Hostas, a hardy perennial, originated from the Far East. Introduced first to Europe in the late 1700s, the hosta plant made its way to America about the mid-1800s. Today, the plants can be found throughout the country as it grows in a range of hardiness zones. Hostas generally are low-maintenance plants and boast more than 2,500 different cultivars (cultivated varieties). However, hostas have a natural enemy, and this enemy may be the reason your plants have holes in the leaves.

Basics of the hosta plant

The leaves of the hosta plant are broad, emerging from a central crown and developing into a mounded form, describes the University of Minnesota Extension office. Depending on the variety, hosta leaves may range in color from grass green to yellowish-green and multicolored patterns of green and white. The texture of the leaves also varies depending on the cultivar.

According to Master Gardener Gretchen Heinke from the Ohio State University Extension office, “All hostas bloom in summer with spikes of lavender to white, lily-like flowers, which can be quite showy…All fragrant hosta flowers are hybridized from Hosta plantaginea.” The flowers of the hosta plants can attract bees, butterflies and hummingbirds. Its leaves, however, often attract slugs.

Hosta leaves and slugs

The leaves of your hostas can appear to be one big buffet to a slug. Often home gardeners blame the holes in the leaves of the hosta plants on cutworms or other insects. Generally, the culprit is the slug. Snails also will chew and leave holes in hosta leaves, but typically, it’s the slugs that munch on hostas in the United States. The holes the slugs leave tend to be irregular-shaped.

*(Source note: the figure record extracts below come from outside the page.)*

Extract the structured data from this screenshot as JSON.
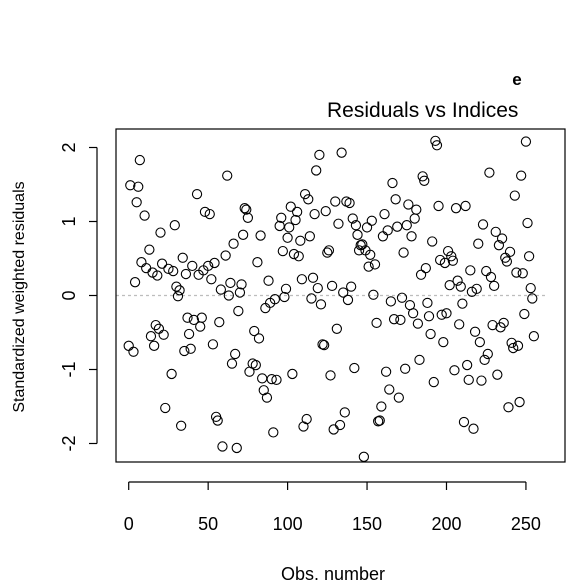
{
  "chart_data": {
    "type": "scatter",
    "panel_label": "e",
    "title": "Residuals vs Indices",
    "xlabel": "Obs. number",
    "ylabel": "Standardized weighted residuals",
    "xlim": [
      -8,
      262
    ],
    "ylim": [
      -2.25,
      2.25
    ],
    "x_ticks": [
      0,
      50,
      100,
      150,
      200,
      250
    ],
    "y_ticks": [
      -2,
      -1,
      0,
      1,
      2
    ],
    "reference_line": 0,
    "grid": false,
    "legend": "none",
    "marker": "open-circle",
    "colors": {
      "points": "#000000",
      "reference_line": "#bdbdbd",
      "frame": "#000000"
    },
    "points": [
      [
        0,
        -0.68
      ],
      [
        1,
        1.49
      ],
      [
        3,
        -0.76
      ],
      [
        4,
        0.18
      ],
      [
        5,
        1.26
      ],
      [
        6,
        1.47
      ],
      [
        7,
        1.83
      ],
      [
        8,
        0.45
      ],
      [
        10,
        1.08
      ],
      [
        11,
        0.37
      ],
      [
        13,
        0.62
      ],
      [
        14,
        -0.55
      ],
      [
        15,
        0.31
      ],
      [
        16,
        -0.68
      ],
      [
        17,
        -0.4
      ],
      [
        18,
        0.27
      ],
      [
        19,
        -0.45
      ],
      [
        20,
        0.85
      ],
      [
        21,
        0.43
      ],
      [
        22,
        -0.53
      ],
      [
        23,
        -1.52
      ],
      [
        25,
        0.36
      ],
      [
        27,
        -1.06
      ],
      [
        28,
        0.33
      ],
      [
        29,
        0.95
      ],
      [
        30,
        0.12
      ],
      [
        31,
        -0.01
      ],
      [
        32,
        0.07
      ],
      [
        33,
        -1.76
      ],
      [
        34,
        0.51
      ],
      [
        35,
        -0.75
      ],
      [
        36,
        0.29
      ],
      [
        37,
        -0.3
      ],
      [
        38,
        -0.52
      ],
      [
        39,
        -0.72
      ],
      [
        40,
        0.4
      ],
      [
        41,
        -0.33
      ],
      [
        43,
        1.37
      ],
      [
        44,
        0.28
      ],
      [
        45,
        -0.42
      ],
      [
        46,
        -0.3
      ],
      [
        47,
        0.34
      ],
      [
        48,
        1.13
      ],
      [
        50,
        0.4
      ],
      [
        51,
        1.1
      ],
      [
        52,
        0.22
      ],
      [
        53,
        -0.66
      ],
      [
        54,
        0.44
      ],
      [
        55,
        -1.64
      ],
      [
        56,
        -1.69
      ],
      [
        57,
        -0.36
      ],
      [
        58,
        0.08
      ],
      [
        59,
        -2.04
      ],
      [
        61,
        0.54
      ],
      [
        62,
        1.62
      ],
      [
        63,
        0.0
      ],
      [
        64,
        0.17
      ],
      [
        65,
        -0.92
      ],
      [
        66,
        0.7
      ],
      [
        67,
        -0.79
      ],
      [
        68,
        -2.06
      ],
      [
        69,
        -0.21
      ],
      [
        70,
        0.04
      ],
      [
        71,
        0.15
      ],
      [
        72,
        0.82
      ],
      [
        73,
        1.18
      ],
      [
        74,
        1.16
      ],
      [
        75,
        1.05
      ],
      [
        76,
        -1.03
      ],
      [
        78,
        -0.92
      ],
      [
        79,
        -0.48
      ],
      [
        80,
        -0.94
      ],
      [
        81,
        0.45
      ],
      [
        82,
        -0.58
      ],
      [
        83,
        0.81
      ],
      [
        84,
        -1.12
      ],
      [
        85,
        -1.28
      ],
      [
        86,
        -0.17
      ],
      [
        87,
        -1.38
      ],
      [
        88,
        0.2
      ],
      [
        89,
        -0.1
      ],
      [
        90,
        -1.13
      ],
      [
        91,
        -1.85
      ],
      [
        92,
        -0.05
      ],
      [
        93,
        -1.14
      ],
      [
        95,
        0.94
      ],
      [
        96,
        1.05
      ],
      [
        97,
        0.6
      ],
      [
        98,
        -0.02
      ],
      [
        99,
        0.09
      ],
      [
        100,
        0.78
      ],
      [
        101,
        0.92
      ],
      [
        102,
        1.2
      ],
      [
        103,
        -1.06
      ],
      [
        104,
        0.56
      ],
      [
        105,
        1.02
      ],
      [
        106,
        1.13
      ],
      [
        107,
        0.53
      ],
      [
        108,
        0.74
      ],
      [
        109,
        0.22
      ],
      [
        110,
        -1.77
      ],
      [
        111,
        1.37
      ],
      [
        112,
        -1.67
      ],
      [
        113,
        1.3
      ],
      [
        114,
        0.8
      ],
      [
        115,
        -0.04
      ],
      [
        116,
        0.24
      ],
      [
        117,
        1.1
      ],
      [
        118,
        1.69
      ],
      [
        119,
        0.1
      ],
      [
        120,
        1.9
      ],
      [
        121,
        -0.12
      ],
      [
        122,
        -0.66
      ],
      [
        123,
        -0.67
      ],
      [
        124,
        1.14
      ],
      [
        125,
        0.58
      ],
      [
        126,
        0.61
      ],
      [
        127,
        -1.08
      ],
      [
        128,
        0.13
      ],
      [
        129,
        -1.81
      ],
      [
        130,
        1.27
      ],
      [
        131,
        -0.45
      ],
      [
        132,
        0.97
      ],
      [
        133,
        -1.75
      ],
      [
        134,
        1.93
      ],
      [
        135,
        0.04
      ],
      [
        136,
        -1.58
      ],
      [
        137,
        1.27
      ],
      [
        138,
        -0.06
      ],
      [
        139,
        1.25
      ],
      [
        140,
        0.12
      ],
      [
        141,
        1.04
      ],
      [
        142,
        -0.98
      ],
      [
        143,
        0.95
      ],
      [
        144,
        0.82
      ],
      [
        145,
        0.61
      ],
      [
        146,
        0.68
      ],
      [
        147,
        0.69
      ],
      [
        148,
        -2.18
      ],
      [
        149,
        0.61
      ],
      [
        150,
        0.92
      ],
      [
        151,
        0.39
      ],
      [
        152,
        0.55
      ],
      [
        153,
        1.01
      ],
      [
        154,
        0.01
      ],
      [
        155,
        0.42
      ],
      [
        156,
        -0.37
      ],
      [
        157,
        -1.7
      ],
      [
        158,
        -1.69
      ],
      [
        159,
        -1.5
      ],
      [
        160,
        0.8
      ],
      [
        161,
        1.1
      ],
      [
        162,
        -1.03
      ],
      [
        163,
        0.88
      ],
      [
        164,
        -1.27
      ],
      [
        165,
        -0.08
      ],
      [
        166,
        1.52
      ],
      [
        167,
        -0.32
      ],
      [
        168,
        1.3
      ],
      [
        169,
        0.93
      ],
      [
        170,
        -1.38
      ],
      [
        171,
        -0.33
      ],
      [
        172,
        -0.03
      ],
      [
        173,
        0.58
      ],
      [
        174,
        -0.99
      ],
      [
        175,
        0.95
      ],
      [
        176,
        1.23
      ],
      [
        177,
        -0.13
      ],
      [
        178,
        0.8
      ],
      [
        179,
        -0.24
      ],
      [
        180,
        1.04
      ],
      [
        181,
        1.16
      ],
      [
        182,
        -0.38
      ],
      [
        183,
        -0.87
      ],
      [
        184,
        0.28
      ],
      [
        185,
        1.61
      ],
      [
        186,
        1.55
      ],
      [
        187,
        0.37
      ],
      [
        188,
        -0.1
      ],
      [
        189,
        -0.28
      ],
      [
        190,
        -0.52
      ],
      [
        191,
        0.73
      ],
      [
        192,
        -1.17
      ],
      [
        193,
        2.09
      ],
      [
        194,
        2.03
      ],
      [
        195,
        1.21
      ],
      [
        196,
        0.48
      ],
      [
        197,
        -0.26
      ],
      [
        198,
        -0.63
      ],
      [
        199,
        0.44
      ],
      [
        200,
        -0.24
      ],
      [
        201,
        0.6
      ],
      [
        202,
        0.14
      ],
      [
        203,
        0.53
      ],
      [
        204,
        0.47
      ],
      [
        205,
        -1.01
      ],
      [
        206,
        1.18
      ],
      [
        207,
        0.2
      ],
      [
        208,
        -0.39
      ],
      [
        209,
        0.12
      ],
      [
        210,
        -0.11
      ],
      [
        211,
        -1.71
      ],
      [
        212,
        1.21
      ],
      [
        213,
        -0.94
      ],
      [
        214,
        -1.14
      ],
      [
        215,
        0.34
      ],
      [
        216,
        0.05
      ],
      [
        217,
        -1.8
      ],
      [
        218,
        -0.49
      ],
      [
        219,
        0.09
      ],
      [
        220,
        0.7
      ],
      [
        221,
        -0.63
      ],
      [
        222,
        -1.15
      ],
      [
        223,
        0.96
      ],
      [
        224,
        -0.87
      ],
      [
        225,
        0.33
      ],
      [
        226,
        -0.79
      ],
      [
        227,
        1.66
      ],
      [
        228,
        0.25
      ],
      [
        229,
        -0.4
      ],
      [
        230,
        0.13
      ],
      [
        231,
        0.86
      ],
      [
        232,
        -1.07
      ],
      [
        233,
        0.68
      ],
      [
        234,
        -0.43
      ],
      [
        235,
        0.77
      ],
      [
        236,
        -0.37
      ],
      [
        237,
        0.51
      ],
      [
        238,
        0.46
      ],
      [
        239,
        -1.51
      ],
      [
        240,
        0.59
      ],
      [
        241,
        -0.64
      ],
      [
        242,
        -0.71
      ],
      [
        243,
        1.35
      ],
      [
        244,
        0.31
      ],
      [
        245,
        -0.68
      ],
      [
        246,
        -1.44
      ],
      [
        247,
        1.62
      ],
      [
        248,
        0.3
      ],
      [
        249,
        -0.25
      ],
      [
        250,
        2.08
      ],
      [
        251,
        0.98
      ],
      [
        252,
        0.53
      ],
      [
        253,
        0.1
      ],
      [
        254,
        -0.04
      ],
      [
        255,
        -0.55
      ]
    ]
  }
}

Slugs become active as the early spring days begin to warm. The creature prefers moist conditions and is most active at night. During the day, you may find slugs attached to the underside of your hosta plant’s leaves, as the slug seeks respite from the sun and heat. Recognizing a slug is easy. It looks like a snail without a shell, legless and usually it leaves behind a slimy trail as it moves across the leaves of your plants.

Ridding hostas of slugs

Tim Gibb, an Integrated Pest Management Specialist from the Purdue University Extension office, recommends three methods for removing slugs from your hostas. These methods include handpicking the slugs off the plants, baiting it with a beer trap, or using a commercial slug bait trap.

  • If you decide to handpick the slugs off the hostas, the job is best done in the evening when the slugs are most active and easiest to see. Gloves should be worn. Place the slugs in a bucket filled with soapy water to kill them. Once they are dead, you can add their remains to your compost bin. If you don’t compost, simply place the slugs in a garbage bag and dispose with the trash.
  • A beer bait trap is simple and means you don’t have to touch the slugs. Gibb suggests placing a “small amount of beer into a flat, open, container buried in the soil up to its lip.” Add enough beer to cover the bottom of the container, about one-quarter inch. Slugs are attracted to the yeast in the beer. The yeast attraction tempts the slug to crawl in, get drunk, drown and die.
  • Commercial slug bait uses a chemical in pellet form to kill the slug. The slug bait needs to be deposited in the areas where the slugs hide during the day—shady areas such as under plant leaves or under any debris in the soil. Check the hiding areas each morning after laying bait and remove the dead slugs.